North Carolina Attorney General Josh Stein recently released the Department of Justice’s 2022 data breach report. The report shares information about the 1,900 data breaches reported to DOJ last year, which affected more than 3 million North Carolinians. The report was released in late January ahead of Data Privacy Day, which was January 28.

Businesses and government agencies are required by law to report data breaches to the Department of Justice. The 3,095,656 North Carolinians affected last year is the second highest number of people ever affected in a single year in the state. Hacking and phishing scams caused nearly 90 percent of breaches in 2022. Criminals often use phishing and hacking scams to infect systems and networks with ransomware. Ransomware, in turn, made up 45 percent of reported breaches. To avoid hacking and phishing scams, the following suggestions have been offered.

Don’t open emails, click links, or download attachments from unverified senders. Update software on your phone and computer regularly. Don’t forget updates on your smart watches, tablets, or any other electronic devices. Use strong passwords and change your passwords and security questions regularly.

Use different passwords for your various accounts and websites so if one is compromised, it won’t give someone access to other accounts. Don’t use public Wi-Fi to make purchases, access your bank accounts, or log into any websites that have personal information. Public Wi-Fi networks are much more susceptible to hackers. Forward phishing emails to the Federal Trade Commission at spam@uce.gov.

If you believe you may have been the victim of a hack, request a free security freeze, contact our office, and monitor your credit report and bank accounts for errors and irregularities. To learn more, visit www.ncdoj.gov/securityfreeze.

Ransomware attacks continue to increase in North Carolina. Last year, our office received reports of a record 857 data breaches caused by ransomware.
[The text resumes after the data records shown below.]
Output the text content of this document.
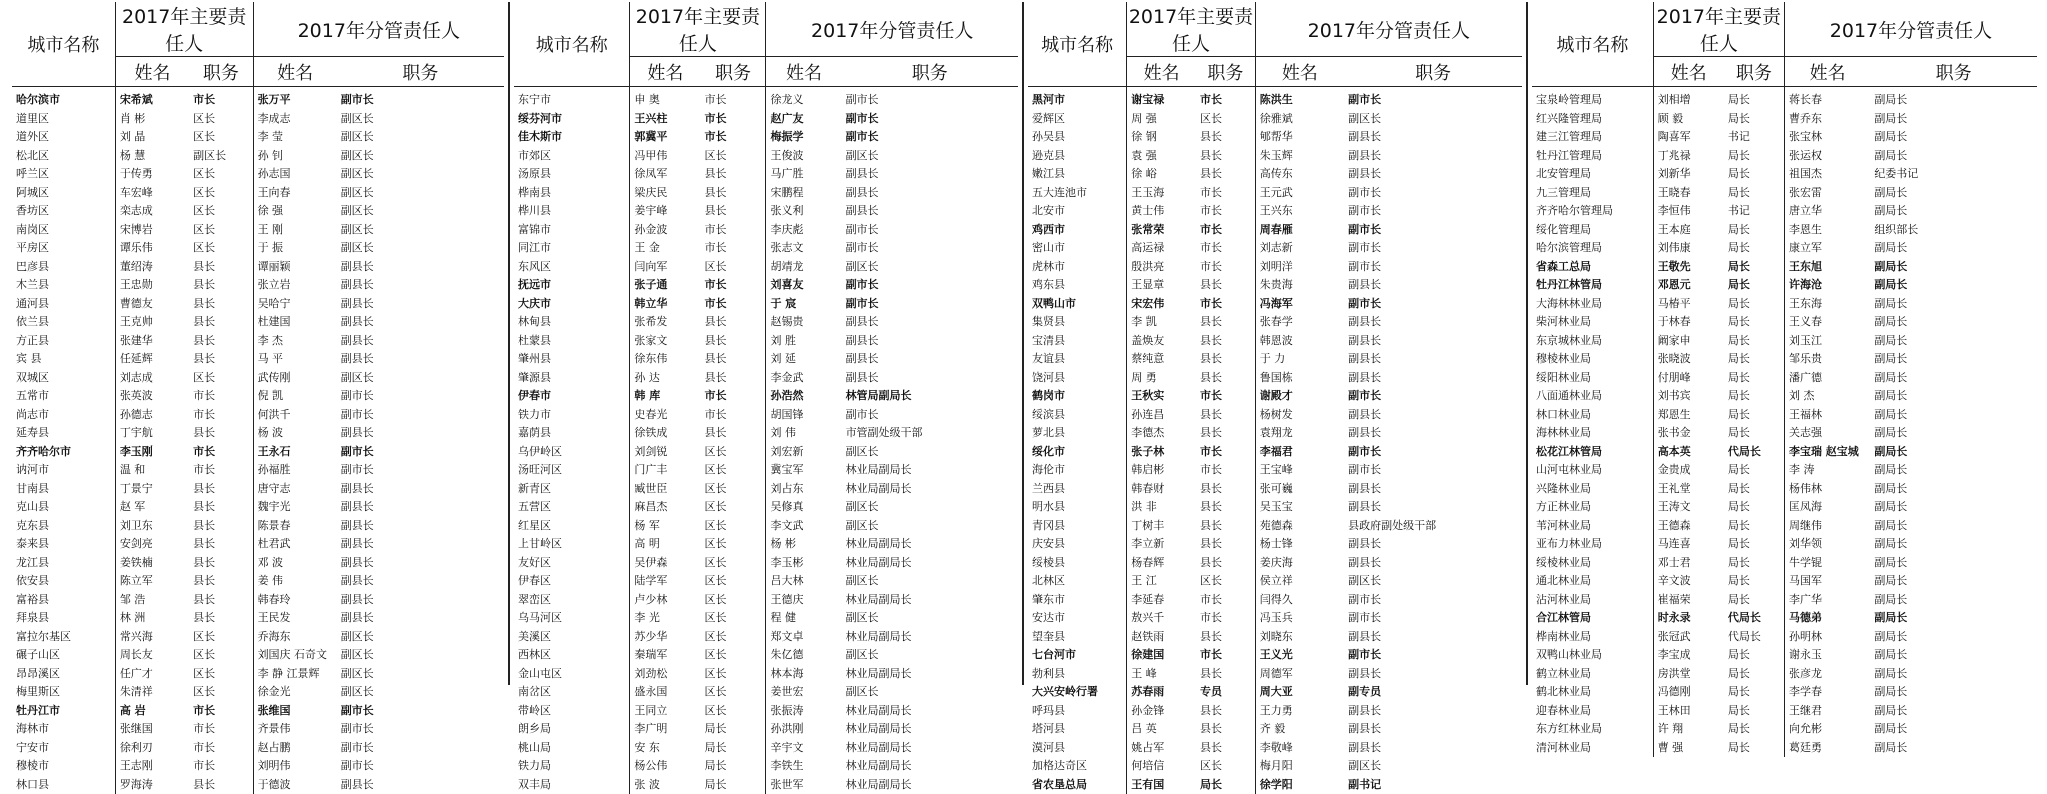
城市名称	2017年主要责任人		2017年分管责任人	
	姓名	职务	姓名	职务
哈尔滨市	宋希斌	市长	张万平	副市长
道里区	肖 彬	区长	李成志	副区长
道外区	刘 晶	区长	李 莹	副区长
松北区	杨 慧	副区长	孙 钊	副区长
呼兰区	于传勇	区长	孙志国	副区长
阿城区	车宏峰	区长	王向春	副区长
香坊区	栾志成	区长	徐 强	副区长
南岗区	宋博岩	区长	王 刚	副区长
平房区	谭乐伟	区长	于 振	副区长
巴彦县	董绍涛	县长	谭丽颖	副县长
木兰县	王忠勋	县长	张立岩	副县长
通河县	曹德友	县长	吴哈宁	副县长
依兰县	王克帅	县长	杜建国	副县长
方正县	张建华	县长	李 杰	副县长
宾 县	任延辉	县长	马 平	副县长
双城区	刘志成	区长	武传刚	副区长
五常市	张英波	市长	倪 凯	副市长
尚志市	孙德志	市长	何洪千	副市长
延寿县	丁宇航	县长	杨 波	副县长
齐齐哈尔市	李玉刚	市长	王永石	副市长
讷河市	温 和	市长	孙福胜	副市长
甘南县	丁景宁	县长	唐守志	副县长
克山县	赵 军	县长	魏宇光	副县长
克东县	刘卫东	县长	陈景春	副县长
泰来县	安剑亮	县长	杜君武	副县长
龙江县	姜铁楠	县长	邓 波	副县长
依安县	陈立军	县长	姜 伟	副县长
富裕县	邹 浩	县长	韩春玲	副县长
拜泉县	林 洲	县长	王民发	副县长
富拉尔基区	常兴海	区长	乔海东	副区长
碾子山区	周长友	区长	刘国庆 石奇文	副区长
昂昂溪区	任广才	区长	李 静 江景辉	副区长
梅里斯区	朱清祥	区长	徐金光	副区长
牡丹江市	高 岩	市长	张维国	副市长
海林市	张继国	市长	齐景伟	副市长
宁安市	徐利刃	市长	赵占鹏	副市长
穆棱市	王志刚	市长	刘明伟	副市长
林口县	罗海涛	县长	于德波	副县长
城市名称	2017年主要责任人		2017年分管责任人	
	姓名	职务	姓名	职务
东宁市	申 奥	市长	徐龙义	副市长
绥芬河市	王兴柱	市长	赵广友	副市长
佳木斯市	郭冀平	市长	梅振学	副市长
市郊区	冯甲伟	区长	王俊波	副区长
汤原县	徐凤军	县长	马广胜	副县长
桦南县	梁庆民	县长	宋鹏程	副县长
桦川县	姜宇峰	县长	张义利	副县长
富锦市	孙金波	市长	李庆彪	副市长
同江市	王 金	市长	张志文	副市长
东风区	闫向军	区长	胡靖龙	副区长
抚远市	张子通	市长	刘喜友	副市长
大庆市	韩立华	市长	于 宸	副市长
林甸县	张希发	县长	赵锡贵	副县长
杜蒙县	张家文	县长	刘 胜	副县长
肇州县	徐东伟	县长	刘 延	副县长
肇源县	孙 达	县长	李金武	副县长
伊春市	韩 库	市长	孙浩然	林管局副局长
铁力市	史春光	市长	胡国锋	副市长
嘉荫县	徐铁成	县长	刘 伟	市管副处级干部
乌伊岭区	刘剑锐	区长	刘宏新	副区长
汤旺河区	门广丰	区长	冀宝军	林业局副局长
新青区	臧世臣	区长	刘占东	林业局副局长
五营区	麻昌杰	区长	吴修真	副区长
红星区	杨 军	区长	李文武	副区长
上甘岭区	高 明	区长	杨 彬	林业局副局长
友好区	吴伊森	区长	李玉彬	林业局副局长
伊春区	陆学军	区长	吕大林	副区长
翠峦区	卢少林	区长	王德庆	林业局副局长
乌马河区	李 光	区长	程 健	副区长
美溪区	苏少华	区长	郑文卓	林业局副局长
西林区	秦瑞军	区长	朱亿德	副区长
金山屯区	刘劲松	区长	林本海	林业局副局长
南岔区	盛永国	区长	姜世宏	副区长
带岭区	王同立	区长	张振涛	林业局副局长
朗乡局	李广明	局长	孙洪刚	林业局副局长
桃山局	安 东	局长	辛宇文	林业局副局长
铁力局	杨公伟	局长	李铁生	林业局副局长
双丰局	张 波	局长	张世军	林业局副局长
城市名称	2017年主要责任人		2017年分管责任人	
	姓名	职务	姓名	职务
黑河市	谢宝禄	市长	陈洪生	副市长
爱辉区	周 强	区长	徐雅斌	副区长
孙吴县	徐 钢	县长	郇帮华	副县长
逊克县	袁 强	县长	朱玉辉	副县长
嫩江县	徐 峪	县长	高传东	副县长
五大连池市	王玉海	市长	王元武	副市长
北安市	黄士伟	市长	王兴东	副市长
鸡西市	张常荣	市长	周春雁	副市长
密山市	高运禄	市长	刘志新	副市长
虎林市	殷洪亮	市长	刘明洋	副市长
鸡东县	王显章	县长	朱贵海	副县长
双鸭山市	宋宏伟	市长	冯海军	副市长
集贤县	李 凯	县长	张春学	副县长
宝清县	盖焕友	县长	韩恩波	副县长
友谊县	蔡纯意	县长	于 力	副县长
饶河县	周 勇	县长	鲁国栋	副县长
鹤岗市	王秋实	市长	谢殿才	副市长
绥滨县	孙连昌	县长	杨树发	副县长
萝北县	李德杰	县长	袁翔龙	副县长
绥化市	张子林	市长	李福君	副市长
海伦市	韩启彬	市长	王宝峰	副市长
兰西县	韩春财	县长	张可巍	副县长
明水县	洪 非	县长	吴玉宝	副县长
青冈县	丁树丰	县长	苑德森	县政府副处级干部
庆安县	李立新	县长	杨士锋	副县长
绥棱县	杨春辉	县长	姜庆海	副县长
北林区	王 江	区长	侯立祥	副区长
肇东市	李延春	市长	闫得久	副市长
安达市	敖兴千	市长	冯玉兵	副市长
望奎县	赵铁雨	县长	刘晓东	副县长
七台河市	徐建国	市长	王义光	副市长
勃利县	王 峰	县长	周德军	副县长
大兴安岭行署	苏春雨	专员	周大亚	副专员
呼玛县	孙金锋	县长	王力勇	副县长
塔河县	吕 英	县长	齐 毅	副县长
漠河县	姚占军	县长	李敬峰	副县长
加格达奇区	何培信	区长	梅月阳	副区长
省农垦总局	王有国	局长	徐学阳	副书记
城市名称	2017年主要责任人		2017年分管责任人	
	姓名	职务	姓名	职务
宝泉岭管理局	刘相增	局长	蒋长春	副局长
红兴隆管理局	顾 毅	局长	曹乔东	副局长
建三江管理局	陶喜军	书记	张宝林	副局长
牡丹江管理局	丁兆禄	局长	张运权	副局长
北安管理局	刘新华	局长	祖国杰	纪委书记
九三管理局	王晓春	局长	张宏雷	副局长
齐齐哈尔管理局	李恒伟	书记	唐立华	副局长
绥化管理局	王本庭	局长	李恩生	组织部长
哈尔滨管理局	刘伟康	局长	康立军	副局长
省森工总局	王敬先	局长	王东旭	副局长
牡丹江林管局	邓恩元	局长	许海沧	副局长
大海林林业局	马椿平	局长	王东海	副局长
柴河林业局	于林春	局长	王义春	副局长
东京城林业局	阚家申	局长	刘玉江	副局长
穆棱林业局	张晓波	局长	邹乐贵	副局长
绥阳林业局	付朋峰	局长	潘广德	副局长
八面通林业局	刘书宾	局长	刘 杰	副局长
林口林业局	郑恩生	局长	王福林	副局长
海林林业局	张书金	局长	关志强	副局长
松花江林管局	高本英	代局长	李宝瑞 赵宝城	副局长
山河屯林业局	金贵成	局长	李 涛	副局长
兴隆林业局	王礼堂	局长	杨伟林	副局长
方正林业局	王涛文	局长	匡凤海	副局长
苇河林业局	王德森	局长	周继伟	副局长
亚布力林业局	马连喜	局长	刘华领	副局长
绥棱林业局	邓士君	局长	牛学锟	副局长
通北林业局	辛文波	局长	马国军	副局长
沾河林业局	崔福荣	局长	李广华	副局长
合江林管局	时永录	代局长	马德弟	副局长
桦南林业局	张冠武	代局长	孙明林	副局长
双鸭山林业局	李宝成	局长	谢永玉	副局长
鹤立林业局	房洪堂	局长	张彦龙	副局长
鹤北林业局	冯德刚	局长	李学春	副局长
迎春林业局	王林田	局长	王继君	副局长
东方红林业局	许 翔	局长	向允彬	副局长
清河林业局	曹 强	局长	葛廷勇	副局长
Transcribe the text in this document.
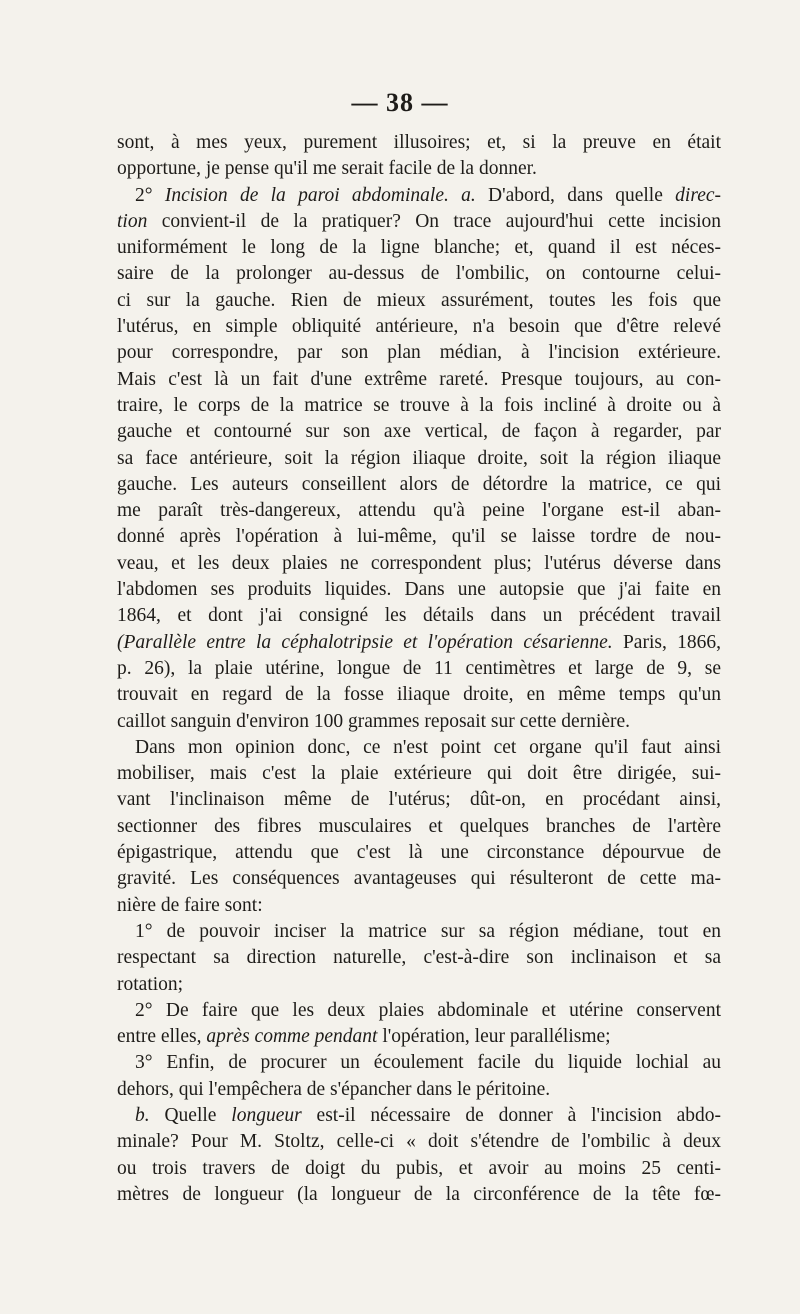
— 38 —
sont, à mes yeux, purement illusoires; et, si la preuve en était
opportune, je pense qu'il me serait facile de la donner.
2° Incision de la paroi abdominale. a. D'abord, dans quelle direc-
tion convient-il de la pratiquer? On trace aujourd'hui cette incision
uniformément le long de la ligne blanche; et, quand il est néces-
saire de la prolonger au-dessus de l'ombilic, on contourne celui-
ci sur la gauche. Rien de mieux assurément, toutes les fois que
l'utérus, en simple obliquité antérieure, n'a besoin que d'être relevé
pour correspondre, par son plan médian, à l'incision extérieure.
Mais c'est là un fait d'une extrême rareté. Presque toujours, au con-
traire, le corps de la matrice se trouve à la fois incliné à droite ou à
gauche et contourné sur son axe vertical, de façon à regarder, par
sa face antérieure, soit la région iliaque droite, soit la région iliaque
gauche. Les auteurs conseillent alors de détordre la matrice, ce qui
me paraît très-dangereux, attendu qu'à peine l'organe est-il aban-
donné après l'opération à lui-même, qu'il se laisse tordre de nou-
veau, et les deux plaies ne correspondent plus; l'utérus déverse dans
l'abdomen ses produits liquides. Dans une autopsie que j'ai faite en
1864, et dont j'ai consigné les détails dans un précédent travail
(Parallèle entre la céphalotripsie et l'opération césarienne. Paris, 1866,
p. 26), la plaie utérine, longue de 11 centimètres et large de 9, se
trouvait en regard de la fosse iliaque droite, en même temps qu'un
caillot sanguin d'environ 100 grammes reposait sur cette dernière.
Dans mon opinion donc, ce n'est point cet organe qu'il faut ainsi
mobiliser, mais c'est la plaie extérieure qui doit être dirigée, sui-
vant l'inclinaison même de l'utérus; dût-on, en procédant ainsi,
sectionner des fibres musculaires et quelques branches de l'artère
épigastrique, attendu que c'est là une circonstance dépourvue de
gravité. Les conséquences avantageuses qui résulteront de cette ma-
nière de faire sont:
1° de pouvoir inciser la matrice sur sa région médiane, tout en
respectant sa direction naturelle, c'est-à-dire son inclinaison et sa
rotation;
2° De faire que les deux plaies abdominale et utérine conservent
entre elles, après comme pendant l'opération, leur parallélisme;
3° Enfin, de procurer un écoulement facile du liquide lochial au
dehors, qui l'empêchera de s'épancher dans le péritoine.
b. Quelle longueur est-il nécessaire de donner à l'incision abdo-
minale? Pour M. Stoltz, celle-ci « doit s'étendre de l'ombilic à deux
ou trois travers de doigt du pubis, et avoir au moins 25 centi-
mètres de longueur (la longueur de la circonférence de la tête fœ-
Organizations can help prevent ransomware attacks on their networks by following these guidelines.

Make and regularly update for how you and your organization to respond to ransomware and train your employees to be ready to implement it. Back up your data regularly so you aren’t at the mercy of hackers to access it. Regularly participate in and conduct trainings to help identify the signs of a ransomware attack. Keep all security and ransomware prevention software up to date on all of your devices.

Have a plan in place to notify customers or people whose data you store if you become the victim of a ransomware attack.